How to choose a price auction model?
As ad tech market is in the middle of transformation - it is recommended to run several tests in order to determine the best working auction you need to apply on the demand-side platform or supply-side platform.
So far, there’s no evidence that second-price sealed-bid auction is moving away, still, as market moves to the first-price model, many publishers reconsider how they set the floor prices. Today, many publishers are trying to minimize the revenue gap between the floor and the clearing price. As a product of this, we witnessed the rise of the soft and hard price floors that turn auction model into a hybrid.

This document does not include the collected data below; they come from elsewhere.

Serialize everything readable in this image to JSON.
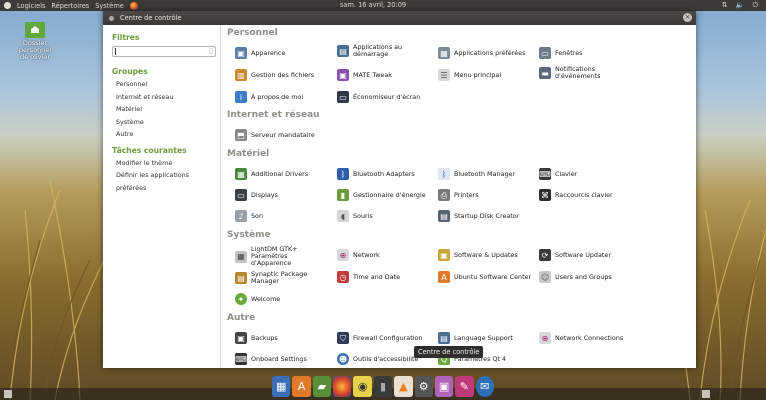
{
  "topbar": {
    "menu": [
      "Logiciels",
      "Répertoires",
      "Système"
    ],
    "clock": "sam. 16 avril, 20:09"
  },
  "desktop": {
    "folder_line1": "Dossier personnel",
    "folder_line2": "de olivier"
  },
  "window": {
    "title": "Centre de contrôle"
  },
  "sidebar": {
    "filters_title": "Filtres",
    "search_value": "",
    "groups_title": "Groupes",
    "groups": [
      "Personnel",
      "Internet et réseau",
      "Matériel",
      "Système",
      "Autre"
    ],
    "tasks_title": "Tâches courantes",
    "tasks": [
      "Modifier le thème",
      "Définir les applications préférées"
    ]
  },
  "sections": {
    "personnel": "Personnel",
    "internet": "Internet et réseau",
    "materiel": "Matériel",
    "systeme": "Système",
    "autre": "Autre"
  },
  "items": {
    "personnel": [
      "Apparence",
      "Applications au démarrage",
      "Applications préférées",
      "Fenêtres",
      "Gestion des fichiers",
      "MATE Tweak",
      "Menu principal",
      "Notifications d'événements",
      "À propos de moi",
      "Économiseur d'écran"
    ],
    "internet": [
      "Serveur mandataire"
    ],
    "materiel": [
      "Additional Drivers",
      "Bluetooth Adapters",
      "Bluetooth Manager",
      "Clavier",
      "Displays",
      "Gestionnaire d'énergie",
      "Printers",
      "Raccourcis clavier",
      "Son",
      "Souris",
      "Startup Disk Creator"
    ],
    "systeme": [
      "LightDM GTK+ Paramètres d'Apparence",
      "Network",
      "Software & Updates",
      "Software Updater",
      "Synaptic Package Manager",
      "Time and Date",
      "Ubuntu Software Center",
      "Users and Groups",
      "Welcome"
    ],
    "autre": [
      "Backups",
      "Firewall Configuration",
      "Language Support",
      "Network Connections",
      "Onboard Settings",
      "Outils d'accessibilité",
      "Paramètres Qt 4"
    ]
  },
  "tooltip": "Centre de contrôle",
  "colors": {
    "section_heading": "#8b8f87",
    "sidebar_heading": "#6b9b3a",
    "panel": "#3c3b37",
    "dock_active": "#b063b8"
  }
}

Since October 2017, SmartyAds is a part of Rubicon Project initiative that supports first-price programmatic auctions. We strongly believe that first-price auctions create a fairer and more transparent programmatic ecosystem, increase bidder’s reliability and empower a more trustworthy environment for demand and supply partners.

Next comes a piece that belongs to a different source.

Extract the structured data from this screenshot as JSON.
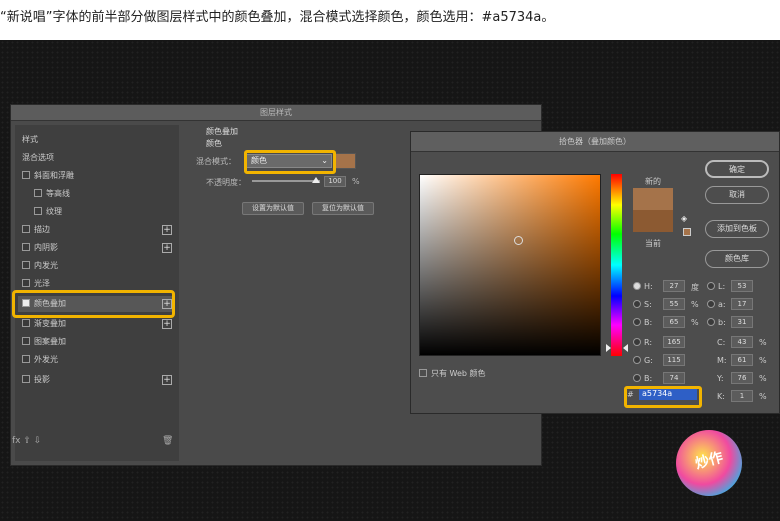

We give our partners time to adjust to the new auction strategy and choose an auction model that works best for them. As a part of transition stage, we offer SmartyAds dual auction® empowered by machine learning that caters both first- and second-price auctions.
"SmartyAds offers both auction models to its clients. Best-performing ads, premium placements, and top ad formats would be presented at first-price auctions, and the rest of inventory will go to the old-school second-price auctions. We don’t want to rush our clients to shift to a new auction model. We let them see how both models work, compare and make conclusions. AI will be a huge part of this transition, and we want our clients to get used to the machines making decisions.", says Ivan Guzenko, SmartyAds CEO.

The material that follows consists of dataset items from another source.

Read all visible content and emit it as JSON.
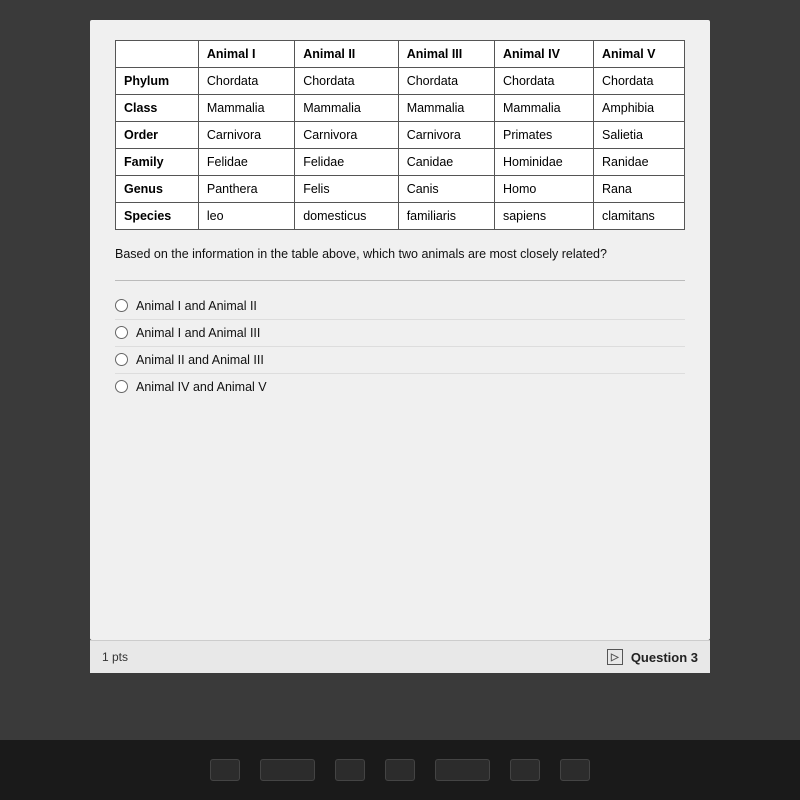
{
  "table": {
    "headers": [
      "",
      "Animal I",
      "Animal II",
      "Animal III",
      "Animal IV",
      "Animal V"
    ],
    "rows": [
      {
        "label": "Phylum",
        "cells": [
          "Chordata",
          "Chordata",
          "Chordata",
          "Chordata",
          "Chordata"
        ]
      },
      {
        "label": "Class",
        "cells": [
          "Mammalia",
          "Mammalia",
          "Mammalia",
          "Mammalia",
          "Amphibia"
        ]
      },
      {
        "label": "Order",
        "cells": [
          "Carnivora",
          "Carnivora",
          "Carnivora",
          "Primates",
          "Salietia"
        ]
      },
      {
        "label": "Family",
        "cells": [
          "Felidae",
          "Felidae",
          "Canidae",
          "Hominidae",
          "Ranidae"
        ]
      },
      {
        "label": "Genus",
        "cells": [
          "Panthera",
          "Felis",
          "Canis",
          "Homo",
          "Rana"
        ]
      },
      {
        "label": "Species",
        "cells": [
          "leo",
          "domesticus",
          "familiaris",
          "sapiens",
          "clamitans"
        ]
      }
    ]
  },
  "question": {
    "text": "Based on the information in the table above, which two animals are most closely related?",
    "options": [
      "Animal I and Animal II",
      "Animal I and Animal III",
      "Animal II and Animal III",
      "Animal IV and Animal V"
    ]
  },
  "footer": {
    "pts": "1 pts",
    "question_label": "Question 3"
  }
}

As the world goes first-price, it is essential to understand that second bid auctions will still be there tomorrow. Definitely, the role of price floors will change that will redistribute the incomes accordingly, adding up to the publisher’s opportunity to attract better yields. First-price auctions will help advertisers receive a clearer picture of auction dynamics, and most importantly, prevent confusion. The publishers and advertisers should strive to implement reliable processes and technologies for testing and continuous evaluation of CPM optimization results.
SmartyAds Dual Auction® is an auction model that involves both first-price and second-price auctions options. From October 2017, SmartyAds signals to all bidders what kind of auction they participate in their bid price – either first-price or the second-price auction. Such a hybrid model does not force bidders to participate in default first-price auctions only, but rather have the freedom to choose. We suggest our clients test three types of RTB auctions: first-price, second-price, and dual-price. When trying different auction models, advertisers and publishers can better understand which approach brings higher revenues and more value to their businesses.